As discussed in this post from last week, Governor Brown has signed into law two bills that each allow for-profit corporations to have purposes that have been historically pursued by non-proft corporations.  AB 361 (Huffman) adds a new part to the Corporations Code relating to ”benefit corporations”.

Subdivision (b) of new Corporations Code §14620 will require directors of benefit corporations to consider the impacts of any action or proposed action on all of a long list of interests and constituencies, including the shareholders, employees, and the interests of customers as beneficiaries of the general or specific public benefit purposes of the corporation.  Subdivision (d) of the same statute provides that in discharging their duties, directors will not be required to give priority to any particular factor or the interests of any particular person or group identified in subdivision (b) unless the corporation has stated its intention to give priority to a specific public benefit purpose identified in the articles.  How, then, is a director supposed to reach a decision?

No Losers Rule

One approach that at least has the virtue of applying a consistent rule of decision would be to require that all actions be Pareto efficient.[1]  An action is considered Pareto efficient if at least one interest or constituency is made better off and no interest or constituency is made worse off.

Strict Equality Rule

One consequence of following a Pareto efficient rule is that it does not require allocative equality.  This means that a decision may satisfy the requirements of Pareto efficiency if it benefits one interest greatly and all other interests only slightly.  Consequently, some may argue that decisions must be fair.  Under such a rule of decision, no action could be taken unless all of the statutory listed interests and constituencies would be benefitted equally.

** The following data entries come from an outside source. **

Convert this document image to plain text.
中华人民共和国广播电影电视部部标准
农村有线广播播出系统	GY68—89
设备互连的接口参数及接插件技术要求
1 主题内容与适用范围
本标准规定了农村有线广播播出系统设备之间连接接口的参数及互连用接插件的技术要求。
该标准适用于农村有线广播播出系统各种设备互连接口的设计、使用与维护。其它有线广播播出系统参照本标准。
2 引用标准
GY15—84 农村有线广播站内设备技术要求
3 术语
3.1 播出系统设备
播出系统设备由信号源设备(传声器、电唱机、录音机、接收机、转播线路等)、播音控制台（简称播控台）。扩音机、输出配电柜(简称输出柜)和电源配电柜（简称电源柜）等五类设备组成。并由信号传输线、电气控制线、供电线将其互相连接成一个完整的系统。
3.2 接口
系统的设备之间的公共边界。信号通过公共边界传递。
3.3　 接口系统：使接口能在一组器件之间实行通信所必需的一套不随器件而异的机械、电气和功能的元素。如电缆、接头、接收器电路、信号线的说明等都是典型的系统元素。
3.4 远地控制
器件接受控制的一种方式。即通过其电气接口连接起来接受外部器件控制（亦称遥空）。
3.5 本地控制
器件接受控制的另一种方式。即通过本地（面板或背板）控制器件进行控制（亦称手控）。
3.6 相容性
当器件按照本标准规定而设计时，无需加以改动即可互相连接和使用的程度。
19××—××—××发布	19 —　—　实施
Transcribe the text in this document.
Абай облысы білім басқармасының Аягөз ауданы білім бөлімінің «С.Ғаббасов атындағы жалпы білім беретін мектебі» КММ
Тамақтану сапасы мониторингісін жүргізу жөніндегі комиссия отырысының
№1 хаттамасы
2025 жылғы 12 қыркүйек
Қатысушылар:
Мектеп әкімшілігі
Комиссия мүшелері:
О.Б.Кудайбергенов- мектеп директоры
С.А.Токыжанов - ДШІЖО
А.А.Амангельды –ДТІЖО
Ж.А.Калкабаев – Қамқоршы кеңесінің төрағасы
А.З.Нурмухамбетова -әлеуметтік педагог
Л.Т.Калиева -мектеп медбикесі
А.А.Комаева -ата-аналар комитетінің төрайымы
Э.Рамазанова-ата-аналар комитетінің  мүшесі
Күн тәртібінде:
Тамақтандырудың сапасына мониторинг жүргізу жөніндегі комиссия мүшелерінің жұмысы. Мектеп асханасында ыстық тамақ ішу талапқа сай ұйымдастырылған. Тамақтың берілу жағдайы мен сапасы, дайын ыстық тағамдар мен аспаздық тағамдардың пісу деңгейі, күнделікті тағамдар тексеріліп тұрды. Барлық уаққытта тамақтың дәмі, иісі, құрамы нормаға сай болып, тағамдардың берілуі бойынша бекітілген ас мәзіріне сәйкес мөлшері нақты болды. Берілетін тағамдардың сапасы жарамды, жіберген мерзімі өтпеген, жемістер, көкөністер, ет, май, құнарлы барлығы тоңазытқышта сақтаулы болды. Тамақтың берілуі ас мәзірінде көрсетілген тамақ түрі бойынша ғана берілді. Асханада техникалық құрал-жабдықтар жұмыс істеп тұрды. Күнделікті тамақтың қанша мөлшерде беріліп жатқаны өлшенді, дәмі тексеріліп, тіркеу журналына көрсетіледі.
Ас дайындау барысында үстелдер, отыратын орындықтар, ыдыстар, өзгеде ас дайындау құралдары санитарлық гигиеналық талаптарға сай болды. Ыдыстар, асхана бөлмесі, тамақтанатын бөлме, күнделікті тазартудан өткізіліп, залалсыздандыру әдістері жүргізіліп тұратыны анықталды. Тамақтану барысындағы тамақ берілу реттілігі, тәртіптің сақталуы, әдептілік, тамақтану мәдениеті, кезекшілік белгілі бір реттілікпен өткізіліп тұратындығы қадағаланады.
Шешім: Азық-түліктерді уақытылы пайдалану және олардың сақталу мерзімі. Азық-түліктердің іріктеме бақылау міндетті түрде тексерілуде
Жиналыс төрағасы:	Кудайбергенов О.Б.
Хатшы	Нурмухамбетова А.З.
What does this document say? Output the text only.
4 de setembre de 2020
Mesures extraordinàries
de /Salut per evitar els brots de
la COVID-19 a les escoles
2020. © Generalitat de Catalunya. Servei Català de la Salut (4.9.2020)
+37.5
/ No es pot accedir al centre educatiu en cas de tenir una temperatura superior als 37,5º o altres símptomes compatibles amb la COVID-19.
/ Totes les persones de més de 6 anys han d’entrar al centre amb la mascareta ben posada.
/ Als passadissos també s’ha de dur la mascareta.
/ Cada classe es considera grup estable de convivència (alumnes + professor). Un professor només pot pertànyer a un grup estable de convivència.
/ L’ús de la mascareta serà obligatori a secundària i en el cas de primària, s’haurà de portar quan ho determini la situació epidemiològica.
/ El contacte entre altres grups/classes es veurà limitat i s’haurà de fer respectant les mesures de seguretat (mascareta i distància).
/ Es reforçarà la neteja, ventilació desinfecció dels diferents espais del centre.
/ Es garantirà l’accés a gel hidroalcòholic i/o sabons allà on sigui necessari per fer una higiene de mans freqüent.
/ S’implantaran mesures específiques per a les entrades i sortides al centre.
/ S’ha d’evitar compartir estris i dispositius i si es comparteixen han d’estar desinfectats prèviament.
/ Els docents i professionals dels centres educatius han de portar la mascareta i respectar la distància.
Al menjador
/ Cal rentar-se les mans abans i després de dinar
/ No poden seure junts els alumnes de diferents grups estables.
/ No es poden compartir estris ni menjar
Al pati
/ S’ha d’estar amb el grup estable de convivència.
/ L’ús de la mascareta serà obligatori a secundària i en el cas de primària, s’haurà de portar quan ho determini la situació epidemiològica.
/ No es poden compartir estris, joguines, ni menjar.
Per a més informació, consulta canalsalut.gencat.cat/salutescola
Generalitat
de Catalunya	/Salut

Creating The Most Social Welfare

A serious objection to a rule based on either Pareto efficiency or allocative equality is that either rule allows boards to make decisions that do not necessarily result in the greatest social welfare.  Another problem with Pareto efficiency is that there may be many possible outcomes that satisfy its criterion but the rule doesn’t tell directors which outcome they should choose.

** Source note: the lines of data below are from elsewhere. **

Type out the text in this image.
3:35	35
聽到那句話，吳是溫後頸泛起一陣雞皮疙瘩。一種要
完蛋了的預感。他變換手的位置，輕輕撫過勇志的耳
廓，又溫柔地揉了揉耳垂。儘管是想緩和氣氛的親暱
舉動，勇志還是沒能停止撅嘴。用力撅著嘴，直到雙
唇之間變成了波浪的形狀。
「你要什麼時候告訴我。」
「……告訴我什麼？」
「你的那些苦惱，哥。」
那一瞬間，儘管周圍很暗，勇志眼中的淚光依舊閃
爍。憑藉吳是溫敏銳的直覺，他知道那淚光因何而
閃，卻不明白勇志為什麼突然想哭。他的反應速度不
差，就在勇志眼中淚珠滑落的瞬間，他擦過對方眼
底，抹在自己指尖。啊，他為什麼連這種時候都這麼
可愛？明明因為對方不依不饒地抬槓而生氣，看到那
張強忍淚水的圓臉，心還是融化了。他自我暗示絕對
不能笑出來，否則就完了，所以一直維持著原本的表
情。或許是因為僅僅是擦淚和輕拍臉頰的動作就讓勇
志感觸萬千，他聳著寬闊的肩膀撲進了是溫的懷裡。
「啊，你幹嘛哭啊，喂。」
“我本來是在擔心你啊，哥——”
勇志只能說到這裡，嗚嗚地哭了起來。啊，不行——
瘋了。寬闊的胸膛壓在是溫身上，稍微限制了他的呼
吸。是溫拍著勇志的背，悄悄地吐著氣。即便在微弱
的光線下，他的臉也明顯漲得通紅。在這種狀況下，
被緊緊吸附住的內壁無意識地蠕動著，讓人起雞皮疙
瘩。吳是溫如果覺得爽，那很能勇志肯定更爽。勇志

Why The Benefit Corporation Law Is Flawed

The new benefit corporation law departs from traditional corporate law in that it mandates directors to take into account a disparate group of interests and constituencies and yet fails to prescribe a rule of decision.  Directors are only told that they need not prioritize among these interests and constituencies.  Without a prescribed rule of decision, there can be no accountability to the shareholders or the other enumerated interests and constituencies.